Повозка тронулась. Аврелия нигде не была, кроме своего поместья, владений Сервилия и Нолы, куда ездила только три раза. Пред ней раскинулись один за другим живописные ландшафты. То въезжала она в темный, густой лес, полный мирт, кедров, дубов, буков, сосен и других деревьев, перевитых и перепутанных между собою диким виноградом, плющом, жимолостью и другими вьющимися растениями, между которыми белелись скромные, душистые цветы дикой повилики из породы ипомей.
То расстилалась долина с колючими кактусами, растущими по канавам, с одинокими тополями и дикой маслиной, со стадами, пасущимися на тучной траве, пестреющей цветами.
Вдали на холмах виднелись развалины какого-нибудь храма или целого города, разрушенного неприятелем еще во времена Аннибала, развалины, поросшие мхом и деревьями, с двумя-тремя башнями или колоннами, до сих пор гордо стоящими среди всеобщего разрушения.
Иногда эти картины сменялись деревнею, полною жизни с ее говором и беготней. Повозки останавливались у цистерны, кучера поили лошадей и давали им отдохнуть и поесть на лужайке; господа и слуги вместе закусывали, разложив костер и сварив горох в котле, повешенном над огнем, или зажарив курицу, или напекши лепешек с салом.
Аврелия видела горные каскады, с шумом вливающиеся в реки, по которым несутся лодки с рыбаками, кидающими невод, весело распевая.
Одни картины сменялись другими.
Для Аврелии все это было ново; все ее занимало; ее спокойствие ничем не нарушалось, потому что отец до того увлекся своими сетованьями об умершем, что, толкуя одно и то же невольнику, позабыл о ней и ни в повозку не звал, ни во время остановок не придирался к ней.
Сначала Аврелии ненадолго как будто взгрустнулось о всем и всех, что и кого она покинула.

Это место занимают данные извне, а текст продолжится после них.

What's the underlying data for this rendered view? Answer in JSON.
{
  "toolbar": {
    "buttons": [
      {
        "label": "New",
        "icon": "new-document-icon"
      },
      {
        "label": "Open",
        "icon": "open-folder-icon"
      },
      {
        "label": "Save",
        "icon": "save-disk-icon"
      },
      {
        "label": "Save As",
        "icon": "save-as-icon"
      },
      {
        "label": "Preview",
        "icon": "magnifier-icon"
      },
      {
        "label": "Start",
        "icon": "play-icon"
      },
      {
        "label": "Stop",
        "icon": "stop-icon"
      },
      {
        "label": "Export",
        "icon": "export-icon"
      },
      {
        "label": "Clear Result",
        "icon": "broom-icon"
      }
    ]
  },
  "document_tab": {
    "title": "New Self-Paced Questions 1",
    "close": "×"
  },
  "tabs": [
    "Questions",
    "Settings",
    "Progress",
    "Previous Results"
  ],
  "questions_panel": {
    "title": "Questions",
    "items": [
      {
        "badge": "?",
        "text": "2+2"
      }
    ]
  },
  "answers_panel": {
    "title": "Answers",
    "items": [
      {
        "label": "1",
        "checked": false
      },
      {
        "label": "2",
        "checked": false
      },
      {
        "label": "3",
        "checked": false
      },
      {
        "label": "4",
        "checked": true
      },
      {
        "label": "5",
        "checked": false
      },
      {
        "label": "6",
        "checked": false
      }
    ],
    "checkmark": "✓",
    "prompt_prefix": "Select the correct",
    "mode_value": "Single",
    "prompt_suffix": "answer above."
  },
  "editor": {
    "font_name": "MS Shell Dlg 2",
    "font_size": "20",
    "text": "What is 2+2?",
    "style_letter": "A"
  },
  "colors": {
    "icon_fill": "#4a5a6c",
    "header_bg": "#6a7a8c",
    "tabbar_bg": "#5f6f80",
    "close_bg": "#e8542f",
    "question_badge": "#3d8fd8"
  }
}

Припомнилась ей ее комнатка, простая, выбеленная, маленькая комнатка без всяких украшений, но полная воспоминаний, и далеких и близких, украсивших ее лучше всяких дорогих картин.
Там она играла ребенком со своею давно умершею нянею: там ее ласкала, учила прясть и шить ее нежно любимая мать, умершая четыре года тому назад в преклонных летах спокойною смертью.
Если б она теперь была жива, не случилось бы с Аврелией многого, что ее измучило в такие молодые годы. Мать была ее защитницей перед отцом, ее советницей и руководительницей. Теперь, увы, ее уж нет на свете!..
В этой же комнатке учил ее, Катуальду и Барилла Аминандр; там же он и простился с ней, проданный ее отцом другому господину. Он бежал: где он теперь? что с ним сталось? Аврелии памятен его прощальный взгляд, полный тоски и нежности. Общая скамья в классной комнате всегда тесно сближает детей между собою. Барилл, Аврелия и Катуальда подружились между собою, потому что в детстве различие сословий и общественного положения не существует. Выросши, они поняли это различие, но оно не расторгло уз их дружбы.
Барилл обожал свою добрую госпожу, подругу ученической скамьи, благоговел перед нею, а Катуальду полюбил. Изучив отлично характер своего господина, молодой сириец умел хитрить с ним и ему непременно удалось бы жениться на Катуальде, но она об этом не хотела слышать, видя в нем только друга детства и боясь участи своего учителя, разлученного с женой.
Аврелии, как она откровенно высказалась Сервилию, некогда было любить. Что такое были ее думы об Аминандре, – любовь или одно сожаление о его грустной участи, – она не понимала.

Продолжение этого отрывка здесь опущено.